Friday, April 1, 2016

Cloud Computing: What to be Aware of

Cloud Computing provides an effective way to access servers, storage, databases and a broad set of application services over the internet. Services are typically offered via a subscription instead of a purchase or lease. While there are terrific benefits to implementing a cloud computing model, consider these caveats as you begin your cloud evaluation process.
Your Internet Bandwidth
Think of your internet connection as a pipe. Instead of carrying water, it’s carrying digital data. If your pipe is too narrow for the large volume of data it needs to carry, the data may not go through fast enough. As you move more of your applications and infrastructure to the cloud, that means that you will transmit and received a greater volume of data over your internet connection. You need to determine the internet bandwidth needed when you move to the cloud. Then, compare that to your current bandwidth. If your current internet bandwidth cannot accommodate your anticipated cloud services implementation, you will need to increase your internet bandwidth.

Don't Put All of Your Eggs in One Basket
Consider multiple service providers for similar services. That is especially true for data storage. Once you select a cloud service provider to host your primary data and applications, select a different service provider (or an internal solution) to manage your data backups. If you hire one provider for both, and access to that provider goes down or if they go out of business, you have lost all of your applications and data, as well as your backup data. If the application service provider goes out of business and your backup data is with another service provider, it will be easier to recover from that type of service disruption.

Service Level Agreements
Since some of the responsibility to support your applications and infrastructure will move out of your own facility (it will be with your cloud service providers), you may lose some level of control and timing when you need to address urgent situations. A service level agreement (SLA) identifies the types and timing of services you will receive from the service providers, plus any costs. Review and understand the vprovider's SLA. If the SLA stated in the service provider's contract does not meet your service and support needs, draft an amendment to the SLA to meet your needs before your engage the service provider.

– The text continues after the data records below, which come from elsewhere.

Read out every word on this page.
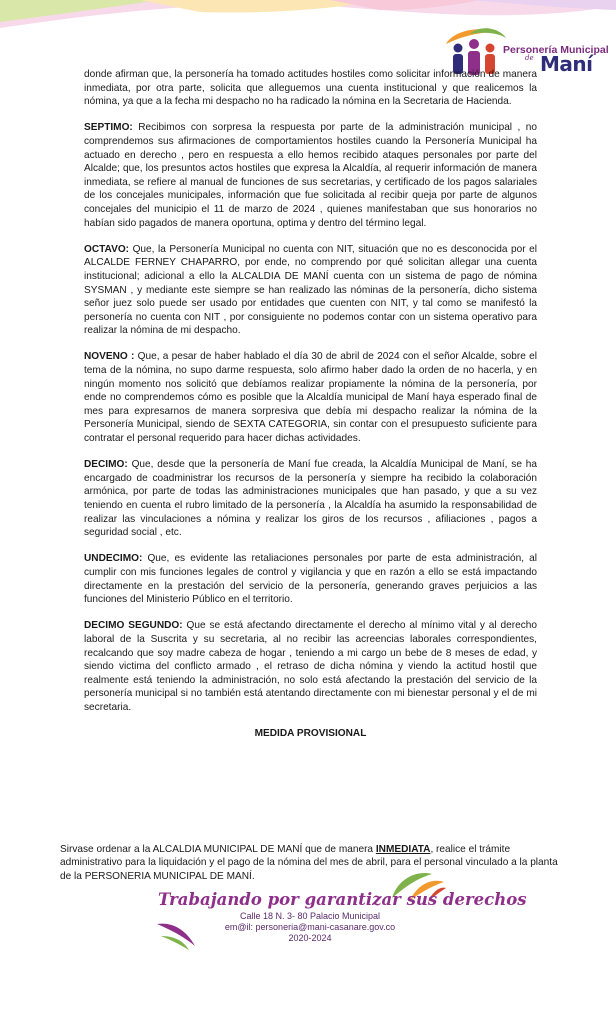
Personería Municipal
de Maní

donde afirman que, la personería ha tomado actitudes hostiles como solicitar información de manera inmediata, por otra parte, solicita que alleguemos una cuenta institucional y que realicemos la nómina, ya que a la fecha mi despacho no ha radicado la nómina en la Secretaria de Hacienda.

SEPTIMO: Recibimos con sorpresa la respuesta por parte de la administración municipal , no comprendemos sus afirmaciones de comportamientos hostiles cuando la Personería Municipal ha actuado en derecho , pero en respuesta a ello hemos recibido ataques personales por parte del Alcalde; que, los presuntos actos hostiles que expresa la Alcaldía, al requerir información de manera inmediata, se refiere al manual de funciones de sus secretarias, y certificado de los pagos salariales de los concejales municipales, información que fue solicitada al recibir queja por parte de algunos concejales del municipio el 11 de marzo de 2024 , quienes manifestaban que sus honorarios no habían sido pagados de manera oportuna, optima y dentro del término legal.

OCTAVO: Que, la Personería Municipal no cuenta con NIT, situación que no es desconocida por el ALCALDE FERNEY CHAPARRO, por ende, no comprendo por qué solicitan allegar una cuenta institucional; adicional a ello la ALCALDIA DE MANÍ cuenta con un sistema de pago de nómina SYSMAN , y mediante este siempre se han realizado las nóminas de la personería, dicho sistema señor juez solo puede ser usado por entidades que cuenten con NIT, y tal como se manifestó la personería no cuenta con NIT , por consiguiente no podemos contar con un sistema operativo para realizar la nómina de mi despacho.

NOVENO : Que, a pesar de haber hablado el día 30 de abril de 2024 con el señor Alcalde, sobre el tema de la nómina, no supo darme respuesta, solo afirmo haber dado la orden de no hacerla, y en ningún momento nos solicitó que debíamos realizar propiamente la nómina de la personería, por ende no comprendemos cómo es posible que la Alcaldía municipal de Maní haya esperado final de mes para expresarnos de manera sorpresiva que debía mi despacho realizar la nómina de la Personería Municipal, siendo de SEXTA CATEGORIA, sin contar con el presupuesto suficiente para contratar el personal requerido para hacer dichas actividades.

DECIMO: Que, desde que la personería de Maní fue creada, la Alcaldía Municipal de Maní, se ha encargado de coadministrar los recursos de la personería y siempre ha recibido la colaboración armónica, por parte de todas las administraciones municipales que han pasado, y que a su vez teniendo en cuenta el rubro limitado de la personería , la Alcaldía ha asumido la responsabilidad de realizar las vinculaciones a nómina y realizar los giros de los recursos , afiliaciones , pagos a seguridad social , etc.

UNDECIMO: Que, es evidente las retaliaciones personales por parte de esta administración, al cumplir con mis funciones legales de control y vigilancia y que en razón a ello se está impactando directamente en la prestación del servicio de la personería, generando graves perjuicios a las funciones del Ministerio Público en el territorio.

DECIMO SEGUNDO: Que se está afectando directamente el derecho al mínimo vital y al derecho laboral de la Suscrita y su secretaria, al no recibir las acreencias laborales correspondientes, recalcando que soy madre cabeza de hogar , teniendo a mi cargo un bebe de 8 meses de edad, y siendo victima del conflicto armado , el retraso de dicha nómina y viendo la actitud hostil que realmente está teniendo la administración, no solo está afectando la prestación del servicio de la personería municipal si no también está atentando directamente con mi bienestar personal y el de mi secretaria.

MEDIDA PROVISIONAL
Sirvase ordenar a la ALCALDIA MUNICIPAL DE MANÍ que de manera INMEDIATA, realice el trámite administrativo para la liquidación y el pago de la nómina del mes de abril, para el personal vinculado a la planta de la PERSONERIA MUNICIPAL DE MANÍ.
Trabajando por garantizar sus derechos
Calle 18 N. 3- 80 Palacio Municipal
em@il: personeria@mani-casanare.gov.co
2020-2024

Understand who will be responsible to manage access to the contracted cloud services. For servers and user access to infrastructure, that is often a network administrator. If you will contract that with the service provider, review the supporting process to ensure that it meets your needs. For example, make sure you know how long the service provider take to add or remove a user account, or add a server or storage. In addition, make sure you understand who is responsible to manage threat deterrents. A cloud service facility may ensure that their server farm environment is protected from viruses and malware. Don't assume that your contracted implementation on their servers has the same protection by default.

Service Availability
Some cloud service providers may require scheduled down time for maintenance. This is more typical with application service providers than infrastructure service providers. Request the maintenance schedule and notification process from the service providers before you engage with them. Make sure that it meets your required service access time.

Contract Renewal Costs
Limit your contract renewal cost in your current contract. It is likely that at the end of a term contract that the service provider will increase your recurring subscription cost when you need to renew the contract. Place a clause in the contract that limits the increase in a contract renewal to a set percentage for each year of the original agreement. For example, set a 3% limit per year of term. When it will be time to renew your current 3 year contract, you can budget that the new subscription will not exceed 9% of your current cost.

Make sure you know why you're considering cloud computing before you start shopping around. Define your cloud computing goals. Then, align those goals by creating a service provider model that suits your needs and gives you adequate protection. Doing so will ensure you mitigate any concerns or caveats you may have as you plan a cloud services strategy.